For the record, there are obviously far more than three best practices when it comes to implementing a cloud solution. Establishing SLAs, reviewing audit attestations, and analyzing privacy policies just to name a few. Yet having implemented dozens of enterprise-focused SaaS and IaaS solutions over the past several years, I’ve enumerated three foundational best practices that, if omitted, really do create chaos for an organization. As such, these are the “must haves” as far as I’m concerned, and they are: identity, integration, and monitoring. I2M if you will.

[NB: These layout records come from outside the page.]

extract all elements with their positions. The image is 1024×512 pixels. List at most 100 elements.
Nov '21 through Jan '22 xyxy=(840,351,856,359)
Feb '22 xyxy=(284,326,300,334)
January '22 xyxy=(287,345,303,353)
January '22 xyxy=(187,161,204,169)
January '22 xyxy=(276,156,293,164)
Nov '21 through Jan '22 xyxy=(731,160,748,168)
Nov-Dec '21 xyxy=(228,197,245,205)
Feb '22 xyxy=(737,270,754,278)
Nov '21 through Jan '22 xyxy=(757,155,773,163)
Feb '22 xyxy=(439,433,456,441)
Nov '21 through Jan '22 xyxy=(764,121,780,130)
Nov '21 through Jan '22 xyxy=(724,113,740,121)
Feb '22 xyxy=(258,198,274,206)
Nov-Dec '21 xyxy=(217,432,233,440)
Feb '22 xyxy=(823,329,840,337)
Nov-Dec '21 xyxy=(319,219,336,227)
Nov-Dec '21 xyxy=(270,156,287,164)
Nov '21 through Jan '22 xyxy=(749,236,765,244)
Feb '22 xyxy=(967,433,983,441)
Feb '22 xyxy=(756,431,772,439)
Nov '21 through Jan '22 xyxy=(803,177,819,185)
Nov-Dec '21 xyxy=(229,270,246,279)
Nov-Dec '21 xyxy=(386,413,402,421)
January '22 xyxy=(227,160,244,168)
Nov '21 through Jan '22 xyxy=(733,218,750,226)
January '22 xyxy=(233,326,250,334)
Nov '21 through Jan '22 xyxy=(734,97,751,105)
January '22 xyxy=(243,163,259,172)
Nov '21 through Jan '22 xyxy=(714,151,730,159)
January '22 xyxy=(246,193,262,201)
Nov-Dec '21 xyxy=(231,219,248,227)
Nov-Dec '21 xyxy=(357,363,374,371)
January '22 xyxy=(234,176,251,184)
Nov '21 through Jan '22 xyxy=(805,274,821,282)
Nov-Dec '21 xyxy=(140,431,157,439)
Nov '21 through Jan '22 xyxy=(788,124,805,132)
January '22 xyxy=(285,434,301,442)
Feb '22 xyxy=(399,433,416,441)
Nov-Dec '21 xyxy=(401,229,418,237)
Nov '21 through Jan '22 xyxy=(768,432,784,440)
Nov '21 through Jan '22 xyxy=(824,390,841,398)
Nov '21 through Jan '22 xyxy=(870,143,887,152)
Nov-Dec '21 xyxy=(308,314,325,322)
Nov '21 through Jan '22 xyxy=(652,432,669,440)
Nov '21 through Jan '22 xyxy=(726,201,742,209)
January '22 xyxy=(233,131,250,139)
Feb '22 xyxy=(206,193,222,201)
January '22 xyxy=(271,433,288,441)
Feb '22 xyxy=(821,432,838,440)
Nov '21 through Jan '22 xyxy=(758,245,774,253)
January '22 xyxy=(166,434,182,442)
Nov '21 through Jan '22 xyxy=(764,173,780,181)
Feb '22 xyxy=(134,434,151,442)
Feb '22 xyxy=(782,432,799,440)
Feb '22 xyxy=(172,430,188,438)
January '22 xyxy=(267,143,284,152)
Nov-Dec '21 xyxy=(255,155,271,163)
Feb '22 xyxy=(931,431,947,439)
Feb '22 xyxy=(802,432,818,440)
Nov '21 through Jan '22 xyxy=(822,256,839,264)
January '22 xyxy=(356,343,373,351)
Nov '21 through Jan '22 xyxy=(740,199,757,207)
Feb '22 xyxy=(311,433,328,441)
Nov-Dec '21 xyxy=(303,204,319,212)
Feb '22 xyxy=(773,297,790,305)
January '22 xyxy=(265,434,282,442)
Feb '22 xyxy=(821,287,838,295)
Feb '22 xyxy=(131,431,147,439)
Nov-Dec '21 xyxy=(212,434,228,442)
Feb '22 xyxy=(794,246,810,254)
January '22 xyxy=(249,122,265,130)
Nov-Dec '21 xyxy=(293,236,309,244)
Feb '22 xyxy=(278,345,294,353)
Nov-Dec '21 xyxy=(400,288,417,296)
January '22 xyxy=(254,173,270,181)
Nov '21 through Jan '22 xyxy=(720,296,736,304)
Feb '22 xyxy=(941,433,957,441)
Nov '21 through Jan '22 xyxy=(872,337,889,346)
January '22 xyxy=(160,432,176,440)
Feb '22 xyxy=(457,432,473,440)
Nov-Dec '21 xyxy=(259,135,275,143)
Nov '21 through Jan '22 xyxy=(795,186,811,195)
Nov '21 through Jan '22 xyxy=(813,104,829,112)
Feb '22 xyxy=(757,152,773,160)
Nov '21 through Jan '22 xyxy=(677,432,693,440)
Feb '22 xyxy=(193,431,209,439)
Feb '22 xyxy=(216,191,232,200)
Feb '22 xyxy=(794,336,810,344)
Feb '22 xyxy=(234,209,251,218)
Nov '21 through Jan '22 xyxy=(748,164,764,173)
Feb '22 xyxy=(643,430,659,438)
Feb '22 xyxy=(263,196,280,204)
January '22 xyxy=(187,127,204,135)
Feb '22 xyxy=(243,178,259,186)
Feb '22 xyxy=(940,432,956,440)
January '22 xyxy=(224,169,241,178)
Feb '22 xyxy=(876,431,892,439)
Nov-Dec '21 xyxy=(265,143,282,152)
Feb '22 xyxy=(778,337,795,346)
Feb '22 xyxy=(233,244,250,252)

First things first: you need to know who is accessing your cloud (authentication) and define what they’re allowed to do (authorization). Virtually every enterprise-class cloud solution does this quite well, so the cloud technology isn’t an issue. The issue is verifying your user's identity while providing a convenient user experience.
So how is this done? By building an SSO infrastructure with global rules governing multi-factor authentication, device rules, and geographic restrictions. This requires building a centralized identity management platform that supports, at minimum, SAML assertions and multifactor token integration. From there, each and every cloud solution you procure must be integrated with this solution. Moreover, all authentication accounting should be piped to your monitoring solution.
Contrary to popular (mis-)belief, cloud data doesn’t exist in a vacuum. Getting multiple cloud systems “in sync” should be done sooner rather than later. Fortunately, not all cloud systems are mult-master solutions. In other words, it’s often the case that one system of record (like Workday.com) authors a business object (such as an employee) and all other downstream systems simply need a copy of the user object when it’s created or altered.
Similar to the identity best practice mentioned above, having a centralized data integration platform that clouds simply “plumb into” is ideal. This can be done with integration middleware such as integration platforms as a service (or “iPaaS”) and master data management (MDM) solutions. These platforms not only decrease complexity around data synchronization, but they also allow one to implement strong data security and governance policies around cross-cloud data flows.
Ultimately, failing to have an holistic strategy around cloud data flows not only increases security risk surface, it creates operational risks as well. Data redundancy and erroneous copies of data creates immense amounts of confusion and general distrust of the systems at hand. Anyone who has ever had to explain to a CEO why two business systems are conveying different numbers will know where I’m coming from.
Once a cloud has established proper identity management and data integration, many organizations call it a day and move on to the next project. This is a huge mistake, as the lifecycle of the cloud has only just begun. Proactively monitoring cloud usage is absolutely critical to understanding user behavior and preventing data loss.
Companies with no instrumentation to monitor cloud usage are truly bumping around in the dark. For example, they fail to see when a user is simultaneously logging into the system from different countries around the globe. They can’t see that data is being accidentally exposed by shared APIs keys or rogue bolt-on applications that fly under the radar. Thus it’s no surprise that these are often the same companies that not only suffer breaches, but endure breaches that last for years, undetected. It’s quite rational if you think about: how would they know they’ve been breached if they have zero visibility?
Getting a handle on user activity and data usage patterns in the cloud is done with a combination of technologies and processes. A cloud access security broker (CASB) solution is a great start, and security and information event management (SIEM) solution that can consolidate and report on activity from both cloud and on-prem solutions is an excellent investment. Process-wise, ensuring you have up-to-date security contacts with your cloud vendors is also key.
There’s much to be said about cloud best practices. Yet if I have to call out three as the most important, they’d have to be identity, integration, and monitoring. These three areas really do yield the most bang for the buck, and all things considered, provide a quantum leap forward in cloud security and governance.